The complaint also mentions how public hearings about the maps were held at 64 sites across the state in 2011, the last year the districts were redrawn not as the result of litigation, while in 2021, they were only held at 13 different locations.

To get the day's news and headlines in your inbox each morning, sign up for our email newsletters.

“Unsurprisingly, this process resulted in the General Assembly enacting another extreme partisan gerrymander, just as it did in 2016,” Lillard said in an email. “On party-line votes in both chambers of the General Assembly, Republicans pushed through the new map over objections and allegations of foul play. Like the 2016 plan, the 2021 plan meticulously packs and cracks Democratic voters in every district — without exception.”

Meyer said he believed Republican state legislators were making decisions outside of public view.

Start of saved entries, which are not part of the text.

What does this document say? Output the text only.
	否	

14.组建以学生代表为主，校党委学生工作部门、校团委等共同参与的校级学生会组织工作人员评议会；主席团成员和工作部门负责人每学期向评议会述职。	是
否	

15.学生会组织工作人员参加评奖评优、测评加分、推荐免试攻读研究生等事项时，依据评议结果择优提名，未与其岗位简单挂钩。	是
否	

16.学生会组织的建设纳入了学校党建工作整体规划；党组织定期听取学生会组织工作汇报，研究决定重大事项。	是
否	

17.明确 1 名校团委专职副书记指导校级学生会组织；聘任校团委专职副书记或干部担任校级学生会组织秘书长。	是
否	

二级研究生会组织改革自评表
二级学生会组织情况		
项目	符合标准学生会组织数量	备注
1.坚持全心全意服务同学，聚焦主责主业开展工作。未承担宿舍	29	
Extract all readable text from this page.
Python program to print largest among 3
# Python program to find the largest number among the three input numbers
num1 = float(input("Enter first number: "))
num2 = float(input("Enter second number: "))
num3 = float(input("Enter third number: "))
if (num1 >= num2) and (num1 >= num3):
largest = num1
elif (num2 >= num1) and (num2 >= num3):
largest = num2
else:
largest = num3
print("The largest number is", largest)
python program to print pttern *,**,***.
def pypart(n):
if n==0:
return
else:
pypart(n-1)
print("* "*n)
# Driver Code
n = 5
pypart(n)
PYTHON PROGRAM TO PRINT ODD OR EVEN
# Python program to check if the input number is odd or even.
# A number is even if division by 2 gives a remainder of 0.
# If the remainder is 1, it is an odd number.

"We don't have any idea what they (Republican lawmakers) did behind closed doors," Meyer said. "What they did in public was they drew maps. But they clearly came into the public view to draw the maps with some idea of what they were going to draw, so they were doing something behind closed doors.”

Meyer said that while issues in the process are important, it's the results — the maps themselves — that really matter.

“The biggest issue is that they drew maps that don't represent the people of North Carolina,” he said. “And that will result in Republican majorities and possibly supermajorities when the people of North Carolina want competitive elections and want balanced government.”